As institutions of higher education, colleges and universities have a legal obligation to reduce foreseeable risk. Such obligation motivates campuses’ interest in and need for an environmental management approach to preventing alcohol and other drug use. However, this legal obligation also necessitates that schools mitigate negative consequences if students make irresponsible decisions about their safety and health.
A successful environmental management approach creates an environment that discourages poor decision-making about alcohol and other drug use while providing safety nets for students, including safe rides and designated driver programs, in the event they do make negative choices. Rather than enabling or supporting poor decision-making, mitigating negative consequences can create an environment that fosters healthy decisions when integrated into a comprehensive environmental approach that includes stricter policy and enforcement.
Campuses should aim to achieve reasonable compromises within their prevention approach that do not deter students from seeking assistance for themselves or others. Students should feel comfortable approaching campus officials if, for example, a friend is in a life-threatening situation resulting from high-risk alcohol or other drug use.
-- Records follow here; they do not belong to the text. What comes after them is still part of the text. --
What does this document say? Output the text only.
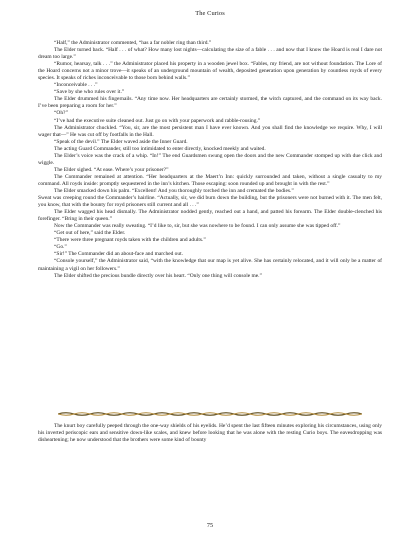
The Curios

“Half,” the Administrator commented, “has a far nobler ring than third.”

The Elder turned back. “Half . . . of what? How many lost nights—calculating the size of a fable . . . and now that I know the Hoard is real I dare not dream too large.”

“Rumor, hearsay, talk . . .” the Administrator placed his property in a wooden jewel box. “Fables, my friend, are not without foundation. The Lore of the Hoard concerns not a minor trove—it speaks of an underground mountain of wealth, deposited generation upon generation by countless royds of every species. It speaks of riches inconceivable to those born behind walls.”

“Inconceivable . . .”

“Save by she who rules over it.”

The Elder drummed his fingernails. “Any time now. Her headquarters are certainly stormed, the witch captured, and the command on its way back. I’ve been preparing a room for her.”

“Oh?”

“I’ve had the executive suite cleaned out. Just go on with your paperwork and rabble-rousing.”

The Administrator chuckled. “You, sir, are the most persistent man I have ever known. And you shall find the knowledge we require. Why, I will wager that—” He was cut off by footfalls in the Hall.

“Speak of the devil.” The Elder waved aside the Inner Guard.

The acting Guard Commander, still too intimidated to enter directly, knocked meekly and waited.

The Elder’s voice was the crack of a whip. “In!” The end Guardsmen swung open the doors and the new Commander stomped up with due click and wiggle.

The Elder sighed. “At ease. Where’s your prisoner?”

The Commander remained at attention. “Her headquarters at the Maert’n Inn: quickly surrounded and taken, without a single casualty to my command. All royds inside: promptly sequestered in the inn’s kitchen. Those escaping: soon rounded up and brought in with the rest.”

The Elder smacked down his palm. “Excellent! And you thoroughly torched the inn and cremated the bodies.”

Sweat was creeping round the Commander’s hairline. “Actually, sir, we did burn down the building, but the prisoners were not burned with it. The men felt, you know, that with the bounty for royd prisoners still current and all . . .”

The Elder wagged his head dismally. The Administrator nodded gently, reached out a hand, and patted his forearm. The Elder double-clenched his forefinger. “Bring in their queen.”

Now the Commander was really sweating. “I’d like to, sir, but she was nowhere to be found. I can only assume she was tipped off.”

“Get out of here,” said the Elder.

“There were three pregnant royds taken with the children and adults.”

“Go.”

“Sir!” The Commander did an about-face and marched out.

“Console yourself,” the Administrator said, “with the knowledge that our map is yet alive. She has certainly relocated, and it will only be a matter of maintaining a vigil on her followers.”

The Elder shifted the precious bundle directly over his heart. “Only one thing will console me.”

The knurt boy carefully peeped through the one-way shields of his eyelids. He’d spent the last fifteen minutes exploring his circumstances, using only his inverted periscopic ears and sensitive down-like scales, and knew before looking that he was alone with the resting Curio boys. The eavesdropping was disheartening; he now understood that the brothers were some kind of bounty

75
Campus prevention efforts should also look to research-based effective strategies for discouraging high-risk consumption and ameliorating negative consequences. Incorporating science-based strategies into the environmental management approach increases the vitality and effectiveness of the school’s prevention effort.
With the threat of litigation, colleges and universities must take responsibility to create a healthy environment for their students. In many cases, this may require assisting with potentially dangerous situations, while simultaneously addressing other environmental factors such as availability and access to alcohol, marketing and promotion of alcohol beverages, and the development and consistent enforcement of well-founded policies and laws.